If every person was granted the potential to change worldly events in a positive direction, and even to introduce a novelty, this is surely true of the Jewish nation. Its very existence is a deviation from the order of the world, and it has been assigned with the role of serving as “A light unto the nations” (Yeshaya 42:6).Elsewhere, the Rebbe discusses this in terms of the concept of the comparison between Torah and a candle:
Since this description is given by our Torah, “a Torah of truth,” it is exact in all its details. This includes the fact that light represents a force that, although apparently not introducing any novelty, displays and reveals the true nature of the object [being illuminated]. Usually, this light is essential to discern between good and evil, holiness and impurity, health and sickness, and between those who call evil, good, and sickness, health.Nitzutzei Ohr, p. 83.
A candle does not produce anything new.
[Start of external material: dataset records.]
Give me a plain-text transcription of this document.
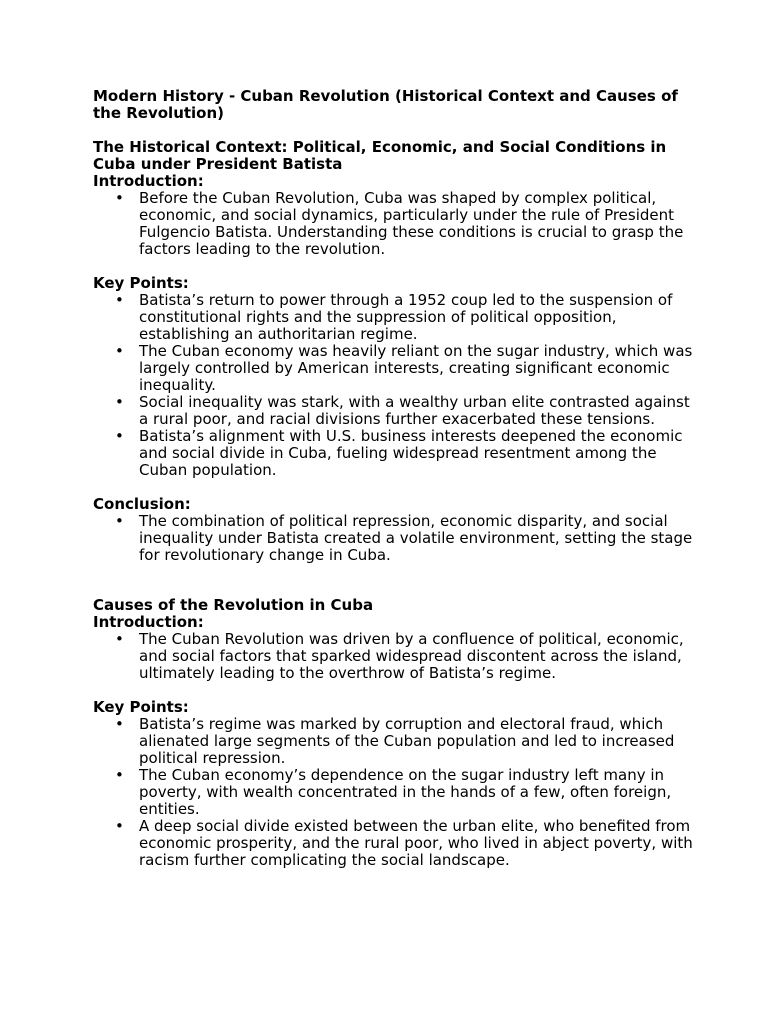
Modern History - Cuban Revolution (Historical Context and Causes of the Revolution)

The Historical Context: Political, Economic, and Social Conditions in Cuba under President Batista

Introduction:

• Before the Cuban Revolution, Cuba was shaped by complex political, economic, and social dynamics, particularly under the rule of President Fulgencio Batista. Understanding these conditions is crucial to grasp the factors leading to the revolution.

Key Points:

• Batista’s return to power through a 1952 coup led to the suspension of constitutional rights and the suppression of political opposition, establishing an authoritarian regime.
• The Cuban economy was heavily reliant on the sugar industry, which was largely controlled by American interests, creating significant economic inequality.
• Social inequality was stark, with a wealthy urban elite contrasted against a rural poor, and racial divisions further exacerbated these tensions.
• Batista’s alignment with U.S. business interests deepened the economic and social divide in Cuba, fueling widespread resentment among the Cuban population.

Conclusion:

• The combination of political repression, economic disparity, and social inequality under Batista created a volatile environment, setting the stage for revolutionary change in Cuba.

Causes of the Revolution in Cuba

Introduction:

• The Cuban Revolution was driven by a confluence of political, economic, and social factors that sparked widespread discontent across the island, ultimately leading to the overthrow of Batista’s regime.

Key Points:

• Batista’s regime was marked by corruption and electoral fraud, which alienated large segments of the Cuban population and led to increased political repression.
• The Cuban economy’s dependence on the sugar industry left many in poverty, with wealth concentrated in the hands of a few, often foreign, entities.
• A deep social divide existed between the urban elite, who benefited from economic prosperity, and the rural poor, who lived in abject poverty, with racism further complicating the social landscape.
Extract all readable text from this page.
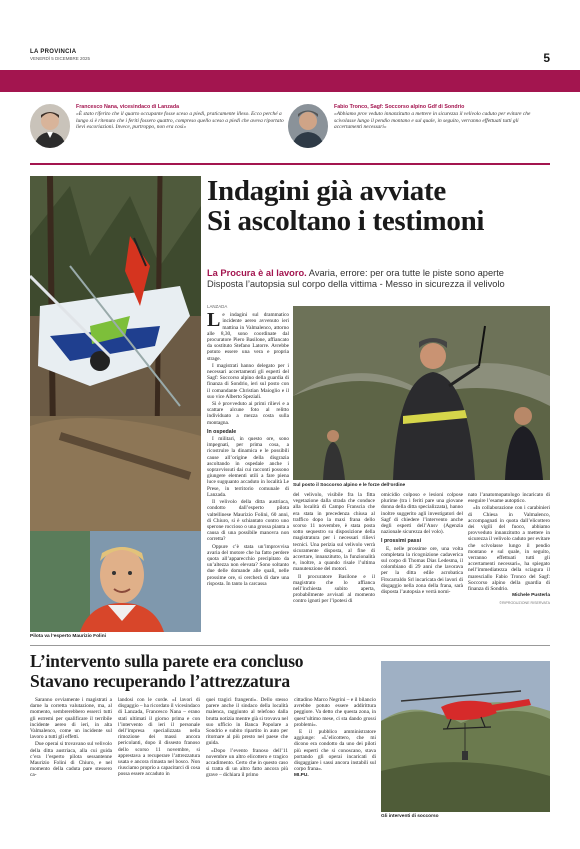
LA PROVINCIA
VENERDÌ 5 DICEMBRE 2025	5
Francesco Nana, vicesindaco di Lanzada
«È stato riferito che il quarto occupante fosse sceso a piedi, praticamente illeso. Ecco perché a lungo si è ritenuto che i feriti fossero quattro, compreso quello sceso a piedi che aveva riportato lievi escoriazioni. Invece, purtroppo, non era così»
Fabio Tronco, Sagf: Soccorso alpino Gdf di Sondrio
«Abbiamo prov veduto innanzitutto a mettere in sicurezza il velivolo caduto per evitare che scivolasse lungo il pendio montano e sul quale, in seguito, verranno effettuati tutti gli accertamenti necessari»
Pilota va l’esperto Maurizio Folini
Indagini già avviate
Si ascoltano i testimoni
La Procura è al lavoro. Avaria, errore: per ora tutte le piste sono aperte
Disposta l’autopsia sul corpo della vittima - Messo in sicurezza il velivolo
LANZADA

Le indagini sul drammatico incidente aereo avvenuto ieri mattina in Valmalenco, attorno alle 8,30, sono coordinate dal procuratore Piero Basilone, affiancato da sostituto Stefano Latorre. Avrebbe potuto essere una vera e propria strage.

I magistrati hanno delegato per i necessari accertamenti gli esperti del Sagf: Soccorso alpino della guardia di finanza di Sondrio, ieri sul posto con il comandante Christian Maioglio e il suo vice Alberto Speziali.

Si è provveduto ai primi rilievi e a scattare alcune foto al relitto individuato a mezza costa sulla montagna.

In ospedale

I militari, in questo ore, sono impegnati, per prima cosa, a ricostruire la dinamica e le possibili cause all’origine della disgrazia ascoltando in ospedale anche i sopravvissuti dai cui racconti possono giungere elementi utili a fare piena luce sugquanto accaduto in località Le Prese, in territorio comunale di Lanzada.

Il velivolo della ditta austriaca, condotto dall’esperto pilota valtellinese Maurizio Folini, 60 anni, di Chiuro, si è schiantato contro uno sperone roccioso o una grossa pianta a causa di una possibile manovra non corretta?

Oppure c’è stata un’improvvisa avaria del motore che ha fatto perdere quota all’apparecchio precipitato da un’altezza non elevata? Sono soltanto due delle domande alle quali, nelle prossime ore, si cercherà di dare una risposta. In tanto la carcassa

Sul posto il Soccorso alpino e le forze dell’ordine

del velivolo, visibile fra la fitta vegetazione dalla strada che conduce alla località di Campo Franscia che era stata in precedenza chiusa al traffico dopo la maxi frana dello scorso 11 novembre, è stata posta sotto sequestro su disposizione della magistratura per i necessari rilievi tecnici. Una perizia sul velivolo verrà sicuramente disposta, al fine di accertare, innanzitutto, la funzionalità e, inoltre, a quando risale l’ultima manutenzione del motori.

Il procuratore Basilone e il magistrato che lo affianca nell’inchiesta subito aperta, probabilmente avvisati al momento contro ignoti per l’ipotesi di

omicidio colposo e lesioni colpose plurime (tra i feriti pare una giovane donna della ditta specializzata), hanno inoltre suggerito agli investigatori del Sagf di chiedere l’intervento anche degli esperti dell’Ansv (Agenzia nazionale sicurezza del volo).

I prossimi passi

E, nelle prossime ore, una volta completata la ricognizione cadaverica sul corpo di Thomas Dias Ledesma, il colombiano di 29 anni che lavorava per la ditta edile acrobatica Fitscarraldo Srl incaricata dei lavori di disgaggio nella zona della frana, sarà disposta l’autopsia e verrà nomi-

nato l’anatomopatologo incaricato di eseguire l’esame autoptico.

«In collaborazione con i carabinieri di Chiesa in Valmalenco, accompagnati in quota dall’elicottero dei vigili del fuoco, abbiamo provveduto innanzitutto a mettere in sicurezza il velivolo caduto per evitare che scivolasse lungo il pendio montano e sul quale, in seguito, verranno effettuati tutti gli accertamenti necessari», ha spiegato nell’immediatezza della sciagura il maresciallo Fabio Tronco del Sagf: Soccorso alpino della guardia di finanza di Sondrio.

Michele Pusterla
©RIPRODUZIONE RISERVATA
L’intervento sulla parete era concluso
Stavano recuperando l’attrezzatura

Saranno ovviamente i magistrati a darne la corretta valutazione, ma, al momento, sembrerebbero esserci tutti gli estremi per qualificare il terribile incidente aereo di ieri, in alta Valmalenco, come un incidente sul lavoro a tutti gli effetti.

Due operai si trovavano sul velivolo della ditta austriaca, alla cui guida c’era l’esperto pilota sessantenne Maurizio Folini di Chiuro, e nel momento della caduta pare stessero ca-

landosi con le corde. «I lavori di disgaggio – ha ricordato il vicesindaco di Lanzada, Francesco Nana – erano stati ultimati il giorno prima e con l’intervento di ieri il personale dell’impresa specializzata nella rimozione dei massi ancora pericolanti, dopo il dissesto franoso dello scorso 11 novembre, si apprestava a recuperare l’attrezzatura usata e ancora rimasta nel bosco. Non riusciamo proprio a capacitarci di cosa possa essere accaduto in

quei tragici frangenti». Dello stesso parere anche il sindaco della località malenca, raggiunto al telefono dalla brutta notizia mentre già si trovava nel suo ufficio in Banca Popolare a Sondrio e subito ripartito in auto per ritornare al più presto nel paese che guida.

«Dopo l’evento franoso dell’11 novembre un altro elicottero e tragico accadimento. Certo che in questo caso si tratta di un altro fatto ancora più grave – dichiara il primo

cittadino Marco Negrini – e il bilancio avrebbe potuto essere addirittura peggiore. Va detto che questa zona, in quest’ultimo mese, ci sta dando grossi problemi».

E il pubblico amministratore aggiunge: «L’elicottero, che mi dicono era condotto da uno dei piloti più esperti che si conoscano, stava portando gli operai incaricati di disgaggiare i sassi ancora instabili sul corpo frana».

MI.PU.
Gli interventi di soccorso
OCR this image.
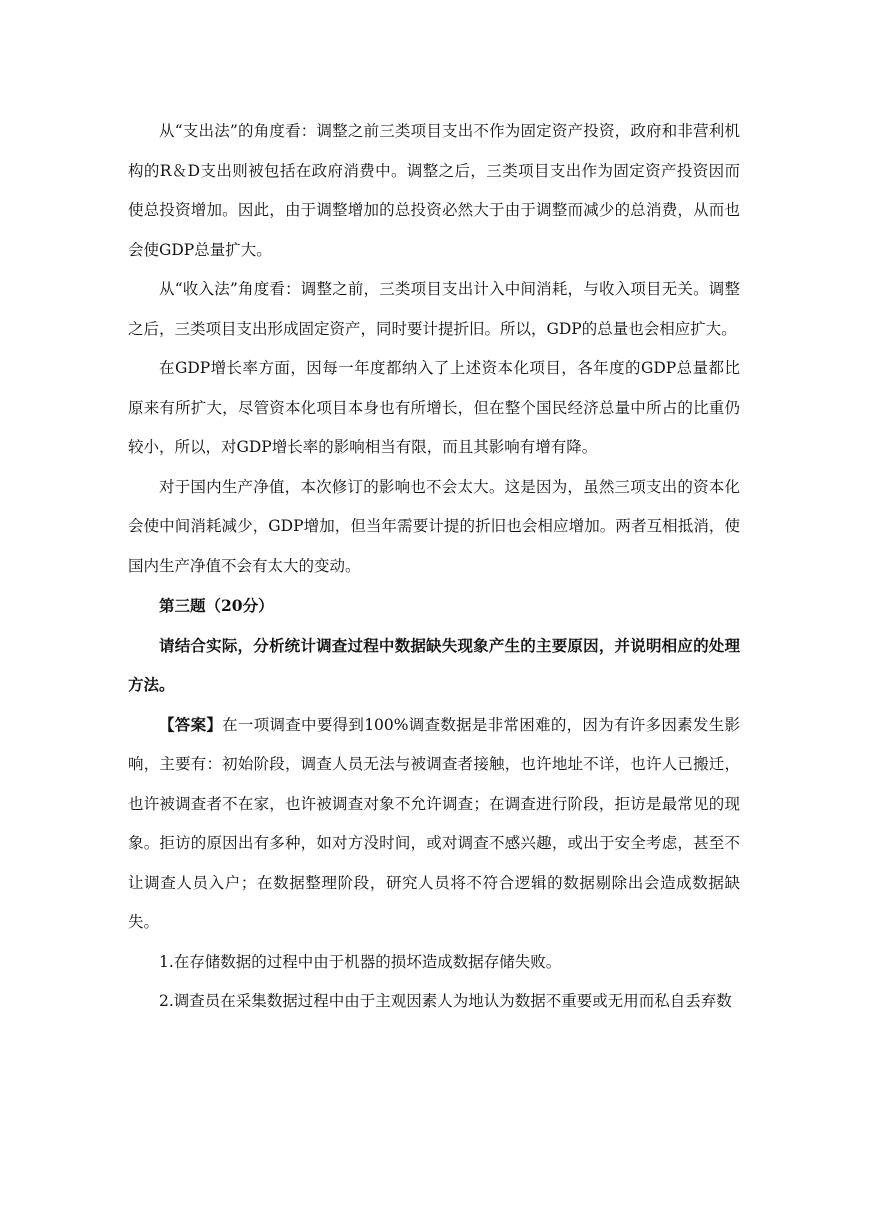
从“支出法”的角度看：调整之前三类项目支出不作为固定资产投资，政府和非营利机构的R＆D支出则被包括在政府消费中。调整之后，三类项目支出作为固定资产投资因而使总投资增加。因此，由于调整增加的总投资必然大于由于调整而减少的总消费，从而也会使GDP总量扩大。

从“收入法”角度看：调整之前，三类项目支出计入中间消耗，与收入项目无关。调整之后，三类项目支出形成固定资产，同时要计提折旧。所以，GDP的总量也会相应扩大。

在GDP增长率方面，因每一年度都纳入了上述资本化项目，各年度的GDP总量都比原来有所扩大，尽管资本化项目本身也有所增长，但在整个国民经济总量中所占的比重仍较小，所以，对GDP增长率的影响相当有限，而且其影响有增有降。

对于国内生产净值，本次修订的影响也不会太大。这是因为，虽然三项支出的资本化会使中间消耗减少，GDP增加，但当年需要计提的折旧也会相应增加。两者互相抵消，使国内生产净值不会有太大的变动。

第三题（20分）

请结合实际，分析统计调查过程中数据缺失现象产生的主要原因，并说明相应的处理方法。

【答案】在一项调查中要得到100%调查数据是非常困难的，因为有许多因素发生影响，主要有：初始阶段，调查人员无法与被调查者接触，也许地址不详，也许人已搬迁，也许被调查者不在家，也许被调查对象不允许调查；在调查进行阶段，拒访是最常见的现象。拒访的原因出有多种，如对方没时间，或对调查不感兴趣，或出于安全考虑，甚至不让调查人员入户；在数据整理阶段，研究人员将不符合逻辑的数据剔除出会造成数据缺失。

1.在存储数据的过程中由于机器的损坏造成数据存储失败。

2.调查员在采集数据过程中由于主观因素人为地认为数据不重要或无用而私自丢弃数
A candle merely illuminates and enables one to see things next to oneself. When the candle is lit one can see what to be careful of, and what one ought to pursue; what is a door that leads one out into a wide space, and what is a pit, where one is liable to fall to the nethermost depths. This is the idea of light—it merely reveals existing things.Sichos Kodesh 5730, Vol. 1, p. 343.
When we reflect upon at events in our personal lives, or in the world around us, and seek clarity in our perception, we have to ask ourselves one question: Are we looking at the event from the perspective of Hashem’s eternal Torah? If so, then our view of it can be true and healthy. But if not, then no matter how smart, knowledgeable, or otherwise accomplished we may be, our view of it will be inevitably tainted by worldly attitudes, and thus we are bound to err in our assessment of good and evil, holiness and impurity, and health and sickness, what one ought to avoid, and what one ought to pursue.